Plot in reverse as Louisville begins NCAA journey in Lexington

The bitter rivalry between the University of Louisville and Kentucky has been elevated several notches because of UofL’s remarkable success and UK’s collapse in basketball this season. Karma depends on where one’s loyalty lies.

Louisville performed as expected, winding up as the No. 2 team in the Associated Press poll while being awarded the No. 1 in the NCAA Tournament. Kentucky, predicted as high as No. 3 before the season began, failed to win the SEC Conference, was defeated in the first games of the conference tournament and the National Invitation Tournament, and was not among the nation’s top 25 as the season ended.

As for the trip to Lexington, get in, get out, with as little interaction between games with the natives as possible.

UofL fans couldn’t be happier about the turn of events. UK fans couldn’t be more angry or deflated. In the minds of the intensely-loyal fan bases, the success or failure of the other program is almost equally important as their own. Sad but true, bringing out the worst in individuals, even between those who consider themselves friends of people who follow the other program.

Integral to the jubilation of UK fans a year ago was that their journey to an eighth national championship began in Louisville with two first-round victories at the KFC Yum! Center. The ability to pack UofL’s home court making it much more satisfying for blue-clad fans. They followed that up by beating UofL in the Final Four.

In one of those amazing twists of fate, Rick Pitino’s team will begin its quest for a third national championship Thursday at Rupp Arena. UofL fans don’t relish the idea of playing in Lexington, recognizing the hostility that exists toward fans of the Louisville school. Most would rather not be there. A year ago, remember, UK students were out in the streets, setting cars on fire after defeating UofL two days before the national championship game.

Lexington is a short drive so many dedicated so concerned Cards’ fans will take their chances. Some won’t go because the games are there. For all of those who do, this will be a taking-care-of-business trip, not your typical road game.

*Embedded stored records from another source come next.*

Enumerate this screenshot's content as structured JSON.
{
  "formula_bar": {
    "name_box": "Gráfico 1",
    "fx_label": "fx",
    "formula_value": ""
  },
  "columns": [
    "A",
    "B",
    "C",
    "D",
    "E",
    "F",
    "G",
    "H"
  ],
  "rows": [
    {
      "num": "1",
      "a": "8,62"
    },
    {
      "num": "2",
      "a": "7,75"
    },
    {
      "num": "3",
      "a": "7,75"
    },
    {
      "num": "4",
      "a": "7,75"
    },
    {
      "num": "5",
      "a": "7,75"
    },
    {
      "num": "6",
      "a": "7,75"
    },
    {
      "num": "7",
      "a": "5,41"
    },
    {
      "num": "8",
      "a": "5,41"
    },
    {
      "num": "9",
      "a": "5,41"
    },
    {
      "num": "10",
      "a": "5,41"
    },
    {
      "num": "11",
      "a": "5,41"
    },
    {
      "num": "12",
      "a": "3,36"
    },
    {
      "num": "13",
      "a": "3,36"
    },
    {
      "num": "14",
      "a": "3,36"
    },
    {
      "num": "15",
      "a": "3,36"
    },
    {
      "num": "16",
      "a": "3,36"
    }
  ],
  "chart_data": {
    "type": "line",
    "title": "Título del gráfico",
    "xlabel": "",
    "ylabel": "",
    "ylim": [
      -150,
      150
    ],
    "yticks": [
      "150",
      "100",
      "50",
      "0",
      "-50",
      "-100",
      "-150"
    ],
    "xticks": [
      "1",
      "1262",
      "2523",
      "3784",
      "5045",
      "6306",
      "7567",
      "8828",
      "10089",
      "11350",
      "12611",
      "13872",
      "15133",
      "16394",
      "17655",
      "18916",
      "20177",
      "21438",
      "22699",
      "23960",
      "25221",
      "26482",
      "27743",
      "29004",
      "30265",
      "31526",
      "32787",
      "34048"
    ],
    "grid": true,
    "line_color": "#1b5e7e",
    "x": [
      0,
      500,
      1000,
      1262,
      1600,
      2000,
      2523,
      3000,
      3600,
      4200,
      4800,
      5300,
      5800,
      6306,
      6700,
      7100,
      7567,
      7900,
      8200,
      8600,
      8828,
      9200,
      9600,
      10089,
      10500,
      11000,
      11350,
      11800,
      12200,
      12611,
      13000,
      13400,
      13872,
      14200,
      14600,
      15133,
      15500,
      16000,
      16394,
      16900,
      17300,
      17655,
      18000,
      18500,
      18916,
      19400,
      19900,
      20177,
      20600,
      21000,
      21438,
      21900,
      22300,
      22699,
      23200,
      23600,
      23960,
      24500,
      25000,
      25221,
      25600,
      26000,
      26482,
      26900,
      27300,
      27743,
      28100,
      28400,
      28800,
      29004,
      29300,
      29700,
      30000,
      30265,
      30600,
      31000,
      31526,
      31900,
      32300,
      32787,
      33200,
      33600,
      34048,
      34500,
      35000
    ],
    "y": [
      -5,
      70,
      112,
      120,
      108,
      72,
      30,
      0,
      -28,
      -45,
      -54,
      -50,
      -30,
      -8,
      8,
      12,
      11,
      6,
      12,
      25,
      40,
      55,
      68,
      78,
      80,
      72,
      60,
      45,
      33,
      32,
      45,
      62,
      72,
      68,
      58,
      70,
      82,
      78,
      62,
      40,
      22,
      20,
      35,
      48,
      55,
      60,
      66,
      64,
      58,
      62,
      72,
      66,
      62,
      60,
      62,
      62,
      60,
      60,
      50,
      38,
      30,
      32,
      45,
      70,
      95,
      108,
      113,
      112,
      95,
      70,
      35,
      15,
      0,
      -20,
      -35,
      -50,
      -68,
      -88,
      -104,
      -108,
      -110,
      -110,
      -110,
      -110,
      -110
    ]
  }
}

There won’t be any welcoming committees or red carpets in Lexington because UofL fans won’t be there long, spending as little money as possible.

Enjoy the plot lines and trust that the unfolding script has the ultimate ending, a happy ending that further crushes UK fans and pushes the rivalry to even higher levels. As for the trip to Lexington, get in, get out, with as little interaction between games with the natives as possible.

Louisville-Kentucky Rivalry At Boiling Point

by Paul Sykes

Has the Louisville-Kentucky rivalry spiraled out of control, reaching a dangerous point where aggression, mayhem and violence have replaced competition, pride and support?

Saturday was ugly. Early on, emotions were out of control, with potentially disastrous effects for anyone in the immediate vicinity, either in person at Rupp or at a publicly televised event.

Having attended over 30 different Louisville vs. Kentucky events over the years, I’ve never seen so much hatred and contempt. Even Rick Pitino seems to be questioning the wisdom of continuing the basketball series.

Time to turn it down a notch, and that includes me. I had feelings of hatred, contempt and anger toward the home crowd. I reflect on this and have to ask myself…how did it get so out of control?

This is just athletics. These are students. We are neighbors and fellow citizens. There are more important and critical events unfolding in our lives, our society and our world. Call it a belated New Year’s resolution, but I pledge to be much more tolerant of the beliefs, support and loyalties of UK fans. Objectivity, rational thought and less criticism will be my guidelines.

One would hope that the fan bases of both schools, as well as the athletes, will do the same. There are many accomplishments for which both universities can be proud. It’s time to stop letting sporting events shape our attitudes.